It is, I hope, understood that due to limitations of time and space, I cannot hope to give a comprehensive account of the law. For that you will have to refer to the references I will mention.
The UK has long noticed that third parties may be involved in facilitating the realisation of property which has been obtained unlawfully. Under Section 22(1) of the Theft Act 1968:
A person handles stolen goods if (otherwise in the course of stealing) knowing or believing them to be stolen goods he dishonestly receives the goods, or dishonestly undertakes or assists in their retention, removal, disposal or realisation, by or for the benefit of another person, or if he arranges to do so.
This provision, while being very wide-ranging in its effects, relates solely to goods which are or which represent the proceeds of stolen goods. This section covers a wide range of 'laundering' activities when money or other realisable property is dishonestly handled. Thus Michael Relton could be charged with offences relating to dishonest handling because he was handling the proceeds of the Brinks Mat robbery. This law however, did not cover the drugs issue. This was left to a later piece of legislation, namely, Section 27 (1) of the Misuse of Drugs Act 1971, which permitted the court:
By or before which a person is convicted of an offence under this Act…. To order anything shown to the satisfaction of the court to relate to the offence, to be forfeited and either destroyed or dealt with in such other manner as the court may order.
Thus a court could order the forfeiture of property, whether money, drugs, weapons or vehicles found in the possession of the convicted person and used in the continuance of offences under the Misuse of Drugs Act 1971.
However, in 1980, the House of Lords made an historic ruling, which restricted the scope of section 27 of the Misuse of Drugs Act 1971. In the case of R v Cuthbertson an appeal was allowed against the forfeiture of £750,000 and was significant in that it exposed the limitations in the present laws regarding forfeiture.
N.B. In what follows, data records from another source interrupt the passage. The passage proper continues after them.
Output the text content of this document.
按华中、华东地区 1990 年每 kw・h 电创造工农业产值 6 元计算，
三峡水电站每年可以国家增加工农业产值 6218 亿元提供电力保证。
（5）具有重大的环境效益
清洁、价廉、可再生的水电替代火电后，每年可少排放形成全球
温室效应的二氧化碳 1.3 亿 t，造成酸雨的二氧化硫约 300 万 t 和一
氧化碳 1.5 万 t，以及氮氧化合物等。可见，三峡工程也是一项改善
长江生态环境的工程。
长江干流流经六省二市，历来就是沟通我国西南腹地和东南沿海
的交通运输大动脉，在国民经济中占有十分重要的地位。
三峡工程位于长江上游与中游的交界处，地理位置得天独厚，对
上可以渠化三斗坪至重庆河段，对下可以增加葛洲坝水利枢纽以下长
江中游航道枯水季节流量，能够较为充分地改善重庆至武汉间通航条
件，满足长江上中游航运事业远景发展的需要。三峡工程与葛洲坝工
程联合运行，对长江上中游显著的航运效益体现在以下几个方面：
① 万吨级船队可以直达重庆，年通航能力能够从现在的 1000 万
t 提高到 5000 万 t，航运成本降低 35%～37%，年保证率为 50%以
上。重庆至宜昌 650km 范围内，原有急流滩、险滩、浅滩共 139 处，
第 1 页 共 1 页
This resulted in the setting up of the Hodgson Committee with the brief of inquiring into ways of filling the vacuum created in the law by this decision.
The Committees findings, along with the deliberations of the Home Affairs Select Committee which followed, led to the passing of the Drug Trafficking Offences Act 1986 (DTOA). This was the first statute to categorise money laundering as a criminal offence and therefore notable in the chronology and evolution of laws to fight the money launderer. Subsequently, this has now been extended to new laws, which cover laundering of the proceeds of all crime while various other related provisions have been added.
Brown (1996) states: UK money laundering legislation can be said to have three themes that run through it:
This is reflected not only in the substantive offences of failing to report suspicion, but also in the provision of exceptions relating to acquisition and the like of tainted property where a disclosure has been made.